Development of trip generation and attraction mdels For Hotel Facilities in Kampala
Abstract
Trip generation/attraction models have been widely applied in transport planning and traffic
control. The models relate facility attributes and adjacent road network traffic characteristics to
predict future trip attractions or generation from a facility.
The aim of the study was to (i) establish factors that significantly affect/influence traffic trip
attraction and generation for Hotel developments, (ii) derivate peak trip attraction and generation
traffic from traffic counts conducted & (iii) to conduct sensitivity analysis so as to understand
the gap between the conceptual and actual implementation of the models.
According to literature, most models are based on empirical studies conducted in the United
States, Uk etc however, differences in land-use type, facility design, adjacent road network
design, and mixed-use characteristics of the facilities create limitations on transferability of the
models which affects reliability and therefore accuracy of prediction. The trip attraction and
generation models were estimated for 3- and 4-star Hotels that account for approximately 50%
of the total classified Hotels in Kampala City.

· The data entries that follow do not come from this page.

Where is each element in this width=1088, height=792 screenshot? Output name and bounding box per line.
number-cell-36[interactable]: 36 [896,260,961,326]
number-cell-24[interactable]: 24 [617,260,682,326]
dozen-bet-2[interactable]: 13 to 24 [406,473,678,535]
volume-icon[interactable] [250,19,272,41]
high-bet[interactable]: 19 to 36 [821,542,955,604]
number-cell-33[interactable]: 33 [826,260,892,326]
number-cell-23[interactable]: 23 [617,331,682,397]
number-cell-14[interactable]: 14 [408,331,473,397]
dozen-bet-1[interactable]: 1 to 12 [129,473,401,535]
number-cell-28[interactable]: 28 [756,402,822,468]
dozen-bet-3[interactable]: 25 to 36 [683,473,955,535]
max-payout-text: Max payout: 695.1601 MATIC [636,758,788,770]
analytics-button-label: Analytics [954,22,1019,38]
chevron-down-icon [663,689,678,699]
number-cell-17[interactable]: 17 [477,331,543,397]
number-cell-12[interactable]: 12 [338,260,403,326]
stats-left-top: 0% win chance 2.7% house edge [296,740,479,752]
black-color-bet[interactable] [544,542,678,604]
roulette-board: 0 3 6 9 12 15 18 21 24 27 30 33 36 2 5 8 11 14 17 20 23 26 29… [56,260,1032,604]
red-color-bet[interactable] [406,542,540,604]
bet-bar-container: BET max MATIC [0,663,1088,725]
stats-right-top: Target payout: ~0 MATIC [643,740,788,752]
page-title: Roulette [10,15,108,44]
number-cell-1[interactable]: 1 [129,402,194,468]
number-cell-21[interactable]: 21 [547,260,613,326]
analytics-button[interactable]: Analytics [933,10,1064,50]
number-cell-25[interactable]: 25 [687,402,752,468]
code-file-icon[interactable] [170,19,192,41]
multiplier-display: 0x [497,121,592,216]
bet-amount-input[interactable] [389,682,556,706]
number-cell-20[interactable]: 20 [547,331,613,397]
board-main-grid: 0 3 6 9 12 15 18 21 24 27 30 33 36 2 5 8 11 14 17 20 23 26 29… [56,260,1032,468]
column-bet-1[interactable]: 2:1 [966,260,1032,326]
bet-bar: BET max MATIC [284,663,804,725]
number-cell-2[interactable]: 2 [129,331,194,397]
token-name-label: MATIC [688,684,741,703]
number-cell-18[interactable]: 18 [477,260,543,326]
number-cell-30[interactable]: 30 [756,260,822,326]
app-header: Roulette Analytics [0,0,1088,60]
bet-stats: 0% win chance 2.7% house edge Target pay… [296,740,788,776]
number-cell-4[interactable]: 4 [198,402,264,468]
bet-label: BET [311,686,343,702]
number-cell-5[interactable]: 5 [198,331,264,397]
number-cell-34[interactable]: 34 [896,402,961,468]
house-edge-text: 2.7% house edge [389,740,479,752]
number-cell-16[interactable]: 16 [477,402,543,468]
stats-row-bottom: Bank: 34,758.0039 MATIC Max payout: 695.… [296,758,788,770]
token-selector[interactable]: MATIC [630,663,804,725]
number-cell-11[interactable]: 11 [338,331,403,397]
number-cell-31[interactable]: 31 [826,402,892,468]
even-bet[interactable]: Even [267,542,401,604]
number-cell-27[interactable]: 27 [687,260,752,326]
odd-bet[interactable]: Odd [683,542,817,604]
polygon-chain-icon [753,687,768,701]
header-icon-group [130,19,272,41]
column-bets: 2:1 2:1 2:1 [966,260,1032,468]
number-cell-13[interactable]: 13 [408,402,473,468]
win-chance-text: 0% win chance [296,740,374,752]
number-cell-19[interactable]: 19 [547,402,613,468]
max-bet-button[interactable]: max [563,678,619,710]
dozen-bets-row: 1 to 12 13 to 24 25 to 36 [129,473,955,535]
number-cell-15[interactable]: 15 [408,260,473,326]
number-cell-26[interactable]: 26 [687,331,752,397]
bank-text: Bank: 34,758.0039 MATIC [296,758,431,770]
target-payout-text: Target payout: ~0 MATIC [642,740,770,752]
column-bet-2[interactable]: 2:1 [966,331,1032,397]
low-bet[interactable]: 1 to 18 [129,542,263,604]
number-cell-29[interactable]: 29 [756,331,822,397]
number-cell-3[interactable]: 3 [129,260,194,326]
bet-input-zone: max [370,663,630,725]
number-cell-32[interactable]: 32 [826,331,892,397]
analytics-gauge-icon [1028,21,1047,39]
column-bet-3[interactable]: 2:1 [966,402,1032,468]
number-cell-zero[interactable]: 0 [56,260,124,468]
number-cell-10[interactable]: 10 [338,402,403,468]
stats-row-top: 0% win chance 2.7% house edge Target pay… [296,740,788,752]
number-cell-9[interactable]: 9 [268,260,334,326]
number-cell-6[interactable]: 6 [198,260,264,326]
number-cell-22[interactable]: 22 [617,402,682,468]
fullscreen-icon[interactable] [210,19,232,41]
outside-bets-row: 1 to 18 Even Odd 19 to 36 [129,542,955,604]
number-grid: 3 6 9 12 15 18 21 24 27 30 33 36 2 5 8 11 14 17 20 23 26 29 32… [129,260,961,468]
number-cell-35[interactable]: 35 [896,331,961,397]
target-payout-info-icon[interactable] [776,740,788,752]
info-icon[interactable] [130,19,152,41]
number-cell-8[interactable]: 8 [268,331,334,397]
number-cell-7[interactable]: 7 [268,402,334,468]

Model development was conducted using negative binomial regression with the dependent
variable being number of trips in and out of the hotel facility in the peak hour which is a
discrete random variable and number of hotel rooms, conference facility size, number of
parking slots and peak hour traffic in both directions on the adjacent road being the
explanatory variables.
Model selection was based on goodness-of-fit tests namely; lower Akaike Information criteria
(AIC), likelihood ratio statistic, and the likelihood ratio tests in R software. The estimated
models for trip attraction and generation were significant at 95% confidence levels with R2-
values of 67.7% and 68% respectively.
The developed models where based on the relationship between selected Hotel attributes and
traffic generated/attracted to Hotels, however other intervening variables such as proximity of
the hotel to the Central Business District (CBD), weather pattern (dry/wet days), traffic behavior
during special congregational functions at hotels or in the vicinity, traffic behavior while VIPs
are using the roads etc should be investigated to estimate trip attraction and trip generation
models. The resulting models should then be compared with the models in the current study.